Starting the session, Ramakrishna explained that he was first informed of the attacks while sitting down to his birthday dinner on December 12, 2020, after receiving a phone call from the company’s legal officer. Ramakrishna was at the time still waiting to take up the position of CEO at SolarWinds on January 4, 2021.
Koetzle asked Ramakrishna whether he ever considered backing out of taking the role as more details about the scale of the incident emerged in the following days. While a number of friends had advised him to do so, Ramakrishna said that “he decided to persevere with this opportunity” after speaking to the SolarWinds chairman, Bill Bock. He was given continuity and support from the previous CEO, Kevin Thompson, as he began the role in January, which helped him enact a fast response to the event.
With SolarWinds believing as many as 18,000 of its customers had been affected by the breach, as that was the number that had downloaded the malicious update, Ramakrishna explained that in the immediate aftermath, the SolarWinds security team looked to contact everyone possible to try to address their concerns and questions.
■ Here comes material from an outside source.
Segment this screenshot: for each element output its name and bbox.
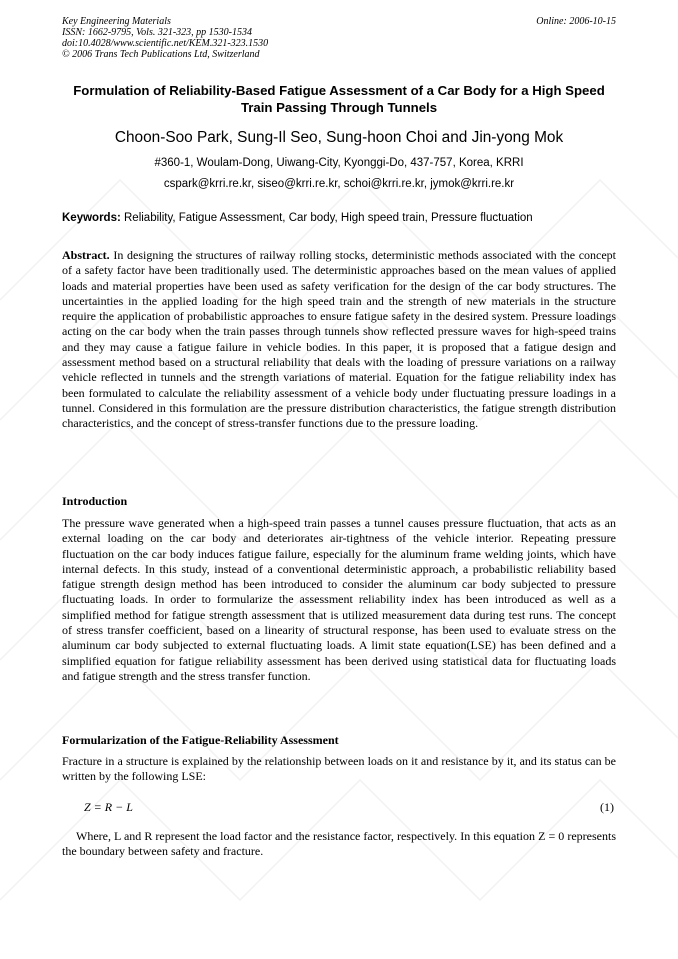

He was also asked about how SolarWinds is supporting its customers now. Ramakrishna explained it was a step-by-step approach. “What started out as a reactive measure turned into learning about and addressing issues, and at the foundation of what we’re trying to do is transparency,” he said, adding that the company had worked with its global partners to develop the Orion Assistant Program. This offers extra support to those customers that do not have the resources to upgrade or rebuild, and “in many cases [involved] working side by side with them as they completed their upgrades.”
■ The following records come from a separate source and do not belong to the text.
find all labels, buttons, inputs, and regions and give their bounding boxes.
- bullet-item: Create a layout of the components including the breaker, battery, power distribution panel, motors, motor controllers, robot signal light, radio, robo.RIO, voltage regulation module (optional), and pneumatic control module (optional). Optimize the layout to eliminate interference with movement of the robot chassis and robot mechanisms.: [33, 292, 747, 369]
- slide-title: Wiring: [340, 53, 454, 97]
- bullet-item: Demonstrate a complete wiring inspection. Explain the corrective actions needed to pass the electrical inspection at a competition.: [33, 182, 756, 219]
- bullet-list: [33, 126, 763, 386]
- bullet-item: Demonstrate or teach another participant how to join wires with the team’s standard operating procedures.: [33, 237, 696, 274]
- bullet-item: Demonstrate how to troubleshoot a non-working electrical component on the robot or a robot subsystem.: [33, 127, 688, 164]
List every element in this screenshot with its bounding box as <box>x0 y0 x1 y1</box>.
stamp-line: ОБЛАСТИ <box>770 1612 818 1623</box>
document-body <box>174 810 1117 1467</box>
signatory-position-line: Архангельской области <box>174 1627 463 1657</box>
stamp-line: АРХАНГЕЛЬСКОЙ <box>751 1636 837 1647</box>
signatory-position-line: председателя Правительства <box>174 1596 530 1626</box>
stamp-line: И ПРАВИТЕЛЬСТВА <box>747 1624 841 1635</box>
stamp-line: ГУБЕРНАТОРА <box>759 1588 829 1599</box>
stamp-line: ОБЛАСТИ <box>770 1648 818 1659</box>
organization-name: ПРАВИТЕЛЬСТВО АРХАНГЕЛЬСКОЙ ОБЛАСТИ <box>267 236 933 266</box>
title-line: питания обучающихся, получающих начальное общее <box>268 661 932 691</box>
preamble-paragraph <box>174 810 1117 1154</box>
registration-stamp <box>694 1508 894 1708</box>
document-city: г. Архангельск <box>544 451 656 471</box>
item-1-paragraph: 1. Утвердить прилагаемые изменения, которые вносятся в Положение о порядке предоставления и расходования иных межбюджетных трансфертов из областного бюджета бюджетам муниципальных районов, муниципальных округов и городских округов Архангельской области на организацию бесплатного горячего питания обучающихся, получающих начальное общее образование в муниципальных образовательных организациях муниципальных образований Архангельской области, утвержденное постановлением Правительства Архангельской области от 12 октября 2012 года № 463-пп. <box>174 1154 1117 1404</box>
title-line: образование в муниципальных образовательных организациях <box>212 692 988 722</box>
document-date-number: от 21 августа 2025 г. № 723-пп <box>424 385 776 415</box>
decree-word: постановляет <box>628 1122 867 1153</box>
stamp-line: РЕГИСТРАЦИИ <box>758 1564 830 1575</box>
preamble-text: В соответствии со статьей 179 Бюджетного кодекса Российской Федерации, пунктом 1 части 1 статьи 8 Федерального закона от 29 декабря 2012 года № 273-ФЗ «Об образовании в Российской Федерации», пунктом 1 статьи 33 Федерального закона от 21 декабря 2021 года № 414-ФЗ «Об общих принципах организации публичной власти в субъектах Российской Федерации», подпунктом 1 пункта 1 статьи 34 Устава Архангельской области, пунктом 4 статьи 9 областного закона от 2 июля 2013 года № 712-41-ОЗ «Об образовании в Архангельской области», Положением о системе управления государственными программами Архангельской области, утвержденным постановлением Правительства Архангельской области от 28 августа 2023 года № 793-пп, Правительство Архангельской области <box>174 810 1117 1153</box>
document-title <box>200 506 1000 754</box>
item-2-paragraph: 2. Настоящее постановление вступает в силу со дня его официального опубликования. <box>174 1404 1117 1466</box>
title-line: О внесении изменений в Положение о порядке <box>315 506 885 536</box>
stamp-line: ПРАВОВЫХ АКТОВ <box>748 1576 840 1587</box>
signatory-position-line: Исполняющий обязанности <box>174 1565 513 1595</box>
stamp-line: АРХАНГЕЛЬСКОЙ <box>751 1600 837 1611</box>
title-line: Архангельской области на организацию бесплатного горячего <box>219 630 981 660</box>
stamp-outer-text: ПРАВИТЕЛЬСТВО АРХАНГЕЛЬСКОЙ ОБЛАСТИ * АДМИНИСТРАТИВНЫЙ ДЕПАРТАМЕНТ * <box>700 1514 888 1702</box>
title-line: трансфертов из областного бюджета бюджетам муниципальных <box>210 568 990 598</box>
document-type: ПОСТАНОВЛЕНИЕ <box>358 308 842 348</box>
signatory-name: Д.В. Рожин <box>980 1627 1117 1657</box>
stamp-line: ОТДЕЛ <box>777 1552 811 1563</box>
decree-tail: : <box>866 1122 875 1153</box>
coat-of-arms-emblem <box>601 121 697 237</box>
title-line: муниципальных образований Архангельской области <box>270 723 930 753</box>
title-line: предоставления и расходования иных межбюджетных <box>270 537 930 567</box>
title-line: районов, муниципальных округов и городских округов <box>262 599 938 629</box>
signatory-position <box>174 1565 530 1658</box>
“The foundation of what we’re trying to do is transparency”
Ramakrishna noted that his previous experience in dealing with security incidents as CEO at Pulse Secure has helped him deal with the fallout of the SolarWinds attacks. In these prior incidents, the response “was rooted in being transparent, being communicative and updating everybody on progress, even at times when you do not have all the details in place.”
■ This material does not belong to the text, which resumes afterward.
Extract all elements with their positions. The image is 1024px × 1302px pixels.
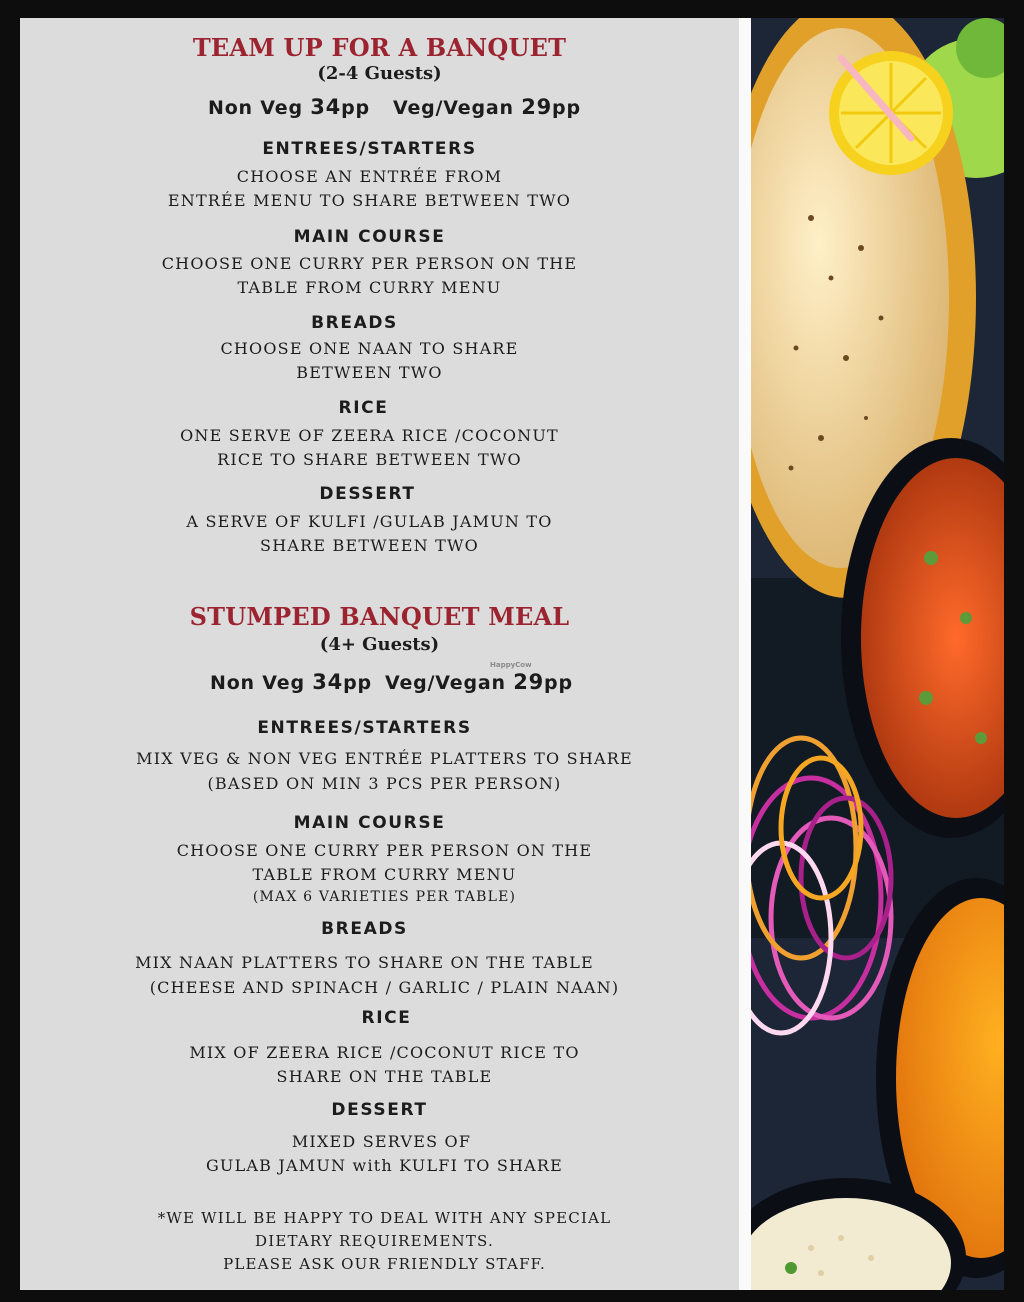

The discussion then moved on to the details that have subsequently been discovered about the attack. When asked exactly how the attackers were able to stay undetected for such a long period of time, Ramakrishna emphasized the sophisticated nature of the perpetrators. “The tradecraft that the attackers used was extremely sophisticated where they did everything possible to hide in plain sight,” he explained, adding that “they were able to cover their tracks at every step of the way. Given the resources of a nation-state, it was very difficult for one company . . . to uncover.”
Interestingly, Ramakrishna said that SolarWinds has since “stumbled across” some old configurations of code, which enabled it to figure out what the attackers did. After assessing “hundreds of terabytes of data and thousands of virtual build systems,” it was discovered “that the attackers may have been in the environment as early as January 2019,” which is much earlier than initially thought. “They were doing very early reconnaissance activities in January 2019, which explains what they were able to do in September/October 2019,” he added.
When reflecting on his, and SolarWinds’, response to the attacks, Ramakrishna expressed regret for comments he made during his testimony to Congress in February 2021, which concerned the exposure of a weak FTP password by an intern at the company back in 2017. He outlined: “I have long held a belief system and an attitude that you never flog failures – you want your employees, including interns, to make mistakes and learn from those mistakes . . . so what happened at the congressional hearing where we attributed it to an intern was not appropriate and is not what we are about.”
Finally, Ramakrishna revealed that another way the company’s response could have been improved was to have coordinated a better media response, stating it was not prepared for being thrust into the limelight in the way it was. “I wish we had more resources, more proactive outreach. We’ve learned from that and we continue to grow our communications team,” he outlined.